Former presidential candidate and Secretary of State John Kerry made a joke during a speech over the weekend about President Donald Trump, cementing himself as the face of the “girther movement.”
Kerry, during an Alfalfa Club dinner speech on Saturday, said he won’t believe Rear Admiral Dr. Ronny Jackson’s medical assessment of Trump weighing 239 pounds until he takes a look at the president’s “long-form girth certificate.”
“Personally, I just won’t believe him until he produces his long-form girth certificate,” Kerry said, according to the Hill.
The “girth certificate,” of course, refers to Trump’s questioning of Barack Obama’s birth certificate, which the then candidate Trump later said originated with the Hillary Clinton campaign in 2008.
The term “girth” usually refers to the degree of a person’s rotundity in their abdominal region, but it can also refer to something more vulgar.
It’s not clear if Kerry intended such a double-meaning, but there has been a history of these kinds of potshots at Trump — see the “small hands” meme from the wild 2016 campaign.

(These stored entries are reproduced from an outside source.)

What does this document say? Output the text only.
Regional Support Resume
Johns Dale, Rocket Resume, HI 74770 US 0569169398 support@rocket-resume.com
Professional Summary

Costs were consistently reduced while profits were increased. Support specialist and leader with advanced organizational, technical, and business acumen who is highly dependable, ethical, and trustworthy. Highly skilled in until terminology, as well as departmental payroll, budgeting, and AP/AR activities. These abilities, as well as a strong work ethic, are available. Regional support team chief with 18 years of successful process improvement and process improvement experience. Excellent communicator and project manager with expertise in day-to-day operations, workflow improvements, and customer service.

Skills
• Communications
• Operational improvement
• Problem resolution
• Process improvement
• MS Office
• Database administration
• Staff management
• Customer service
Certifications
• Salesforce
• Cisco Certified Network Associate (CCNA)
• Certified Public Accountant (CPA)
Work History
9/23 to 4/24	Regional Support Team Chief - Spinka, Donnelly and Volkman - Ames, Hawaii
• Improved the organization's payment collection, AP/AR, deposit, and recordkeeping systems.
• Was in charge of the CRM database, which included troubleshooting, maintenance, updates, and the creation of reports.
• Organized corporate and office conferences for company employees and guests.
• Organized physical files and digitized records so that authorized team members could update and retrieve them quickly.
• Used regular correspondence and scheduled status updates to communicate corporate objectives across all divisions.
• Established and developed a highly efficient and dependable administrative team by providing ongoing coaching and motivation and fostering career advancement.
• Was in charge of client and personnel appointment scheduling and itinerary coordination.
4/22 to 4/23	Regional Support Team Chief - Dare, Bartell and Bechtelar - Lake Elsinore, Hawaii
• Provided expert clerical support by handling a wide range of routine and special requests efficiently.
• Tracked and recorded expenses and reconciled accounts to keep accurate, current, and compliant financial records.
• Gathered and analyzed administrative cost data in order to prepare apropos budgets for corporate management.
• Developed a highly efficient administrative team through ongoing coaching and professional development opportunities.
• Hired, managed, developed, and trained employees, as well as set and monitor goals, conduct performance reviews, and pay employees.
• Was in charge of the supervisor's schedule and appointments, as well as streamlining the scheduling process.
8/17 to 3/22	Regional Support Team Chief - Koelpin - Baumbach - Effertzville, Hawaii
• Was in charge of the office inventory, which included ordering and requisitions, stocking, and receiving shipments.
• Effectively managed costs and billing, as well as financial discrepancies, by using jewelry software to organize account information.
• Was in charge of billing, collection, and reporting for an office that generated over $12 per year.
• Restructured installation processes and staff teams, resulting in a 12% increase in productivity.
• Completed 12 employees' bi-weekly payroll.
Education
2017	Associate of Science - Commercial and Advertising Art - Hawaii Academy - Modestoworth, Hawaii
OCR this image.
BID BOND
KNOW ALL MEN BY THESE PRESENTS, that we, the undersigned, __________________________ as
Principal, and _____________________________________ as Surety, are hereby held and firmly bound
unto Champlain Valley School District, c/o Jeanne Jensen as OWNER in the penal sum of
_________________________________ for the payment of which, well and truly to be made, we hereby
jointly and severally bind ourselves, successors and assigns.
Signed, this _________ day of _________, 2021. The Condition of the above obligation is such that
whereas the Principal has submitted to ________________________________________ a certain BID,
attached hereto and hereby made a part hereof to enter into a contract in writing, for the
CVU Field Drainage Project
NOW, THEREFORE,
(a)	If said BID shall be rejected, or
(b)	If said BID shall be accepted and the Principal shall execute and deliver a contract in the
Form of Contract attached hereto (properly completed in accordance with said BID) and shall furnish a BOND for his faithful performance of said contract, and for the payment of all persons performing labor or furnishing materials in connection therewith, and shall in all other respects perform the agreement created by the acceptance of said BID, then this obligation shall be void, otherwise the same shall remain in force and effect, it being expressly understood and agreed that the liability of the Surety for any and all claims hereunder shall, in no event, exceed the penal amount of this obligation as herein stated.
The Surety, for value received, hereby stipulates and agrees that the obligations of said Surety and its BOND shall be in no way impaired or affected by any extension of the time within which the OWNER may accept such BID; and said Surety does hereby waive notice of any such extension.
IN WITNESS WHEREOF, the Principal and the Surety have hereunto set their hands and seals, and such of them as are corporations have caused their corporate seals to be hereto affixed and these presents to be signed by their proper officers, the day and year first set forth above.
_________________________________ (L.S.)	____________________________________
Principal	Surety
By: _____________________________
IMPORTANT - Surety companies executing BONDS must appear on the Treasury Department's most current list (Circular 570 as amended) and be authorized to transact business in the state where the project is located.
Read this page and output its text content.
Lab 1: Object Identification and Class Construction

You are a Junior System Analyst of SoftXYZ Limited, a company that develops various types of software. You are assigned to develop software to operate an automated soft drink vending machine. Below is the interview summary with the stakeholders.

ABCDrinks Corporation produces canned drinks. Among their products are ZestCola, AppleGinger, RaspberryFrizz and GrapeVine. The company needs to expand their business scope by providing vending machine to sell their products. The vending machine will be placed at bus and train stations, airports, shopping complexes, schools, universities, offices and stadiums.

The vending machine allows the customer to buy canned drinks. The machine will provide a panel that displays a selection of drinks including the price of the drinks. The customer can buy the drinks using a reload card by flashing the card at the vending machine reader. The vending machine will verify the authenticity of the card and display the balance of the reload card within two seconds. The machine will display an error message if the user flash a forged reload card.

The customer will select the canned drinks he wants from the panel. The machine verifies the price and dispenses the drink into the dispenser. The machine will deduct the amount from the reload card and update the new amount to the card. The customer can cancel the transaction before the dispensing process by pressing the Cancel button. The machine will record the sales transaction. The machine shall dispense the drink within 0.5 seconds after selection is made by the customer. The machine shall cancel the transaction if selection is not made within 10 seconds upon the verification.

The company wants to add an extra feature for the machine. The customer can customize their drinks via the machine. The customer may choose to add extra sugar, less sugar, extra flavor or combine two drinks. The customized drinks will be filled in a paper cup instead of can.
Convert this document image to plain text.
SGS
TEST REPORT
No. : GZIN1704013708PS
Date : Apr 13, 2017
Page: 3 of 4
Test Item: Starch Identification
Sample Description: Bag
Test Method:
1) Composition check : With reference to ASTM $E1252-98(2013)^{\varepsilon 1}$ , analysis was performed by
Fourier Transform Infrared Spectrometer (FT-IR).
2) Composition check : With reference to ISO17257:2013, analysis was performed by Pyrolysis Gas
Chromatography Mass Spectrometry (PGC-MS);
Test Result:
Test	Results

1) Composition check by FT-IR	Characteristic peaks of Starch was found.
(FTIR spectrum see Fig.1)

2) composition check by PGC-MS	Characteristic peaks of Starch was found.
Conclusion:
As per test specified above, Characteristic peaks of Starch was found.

Rear Admiral Dr. Ronny Jackson, you may recall, said that Trump’s medical exam went “exceptionally well,” that he got a perfect 30 out of 30 on a cognitive exam, and that abstaining from tobacco and alcohol and “great genes” support a clean bill of health.
Still, there were those who questioned the validity of the exam, including the detail that Trump’s height is 6’3.
Trump's medical exam says he's 6'3" and 239 pounds. Albert Pujols is 6'3" and 240 pounds. If the dementia tests are equally accurate, we are doomed. pic.twitter.com/fn0u1xzzjI
— James Gunn (@JamesGunn) January 17, 2018
A-Rod, 6’3” pic.twitter.com/wqbglVayOc
— Defund the GQP (@Brasilmagic) January 17, 2018
While John Kerry may not have coined “girther movement” he was certainly referencing it.
Has anyone coined "girther" for those who belive the president weighs more than his doctor reports?
— Chris Hayes (@chrislhayes) January 16, 2018
CNN’s Dr. Sanjay Gupta also notably disputed that Trump’s heart was healthy, saying instead that the president has “heart disease.”
Dr. Jackson was also the physician for Presidents Bush and Obama.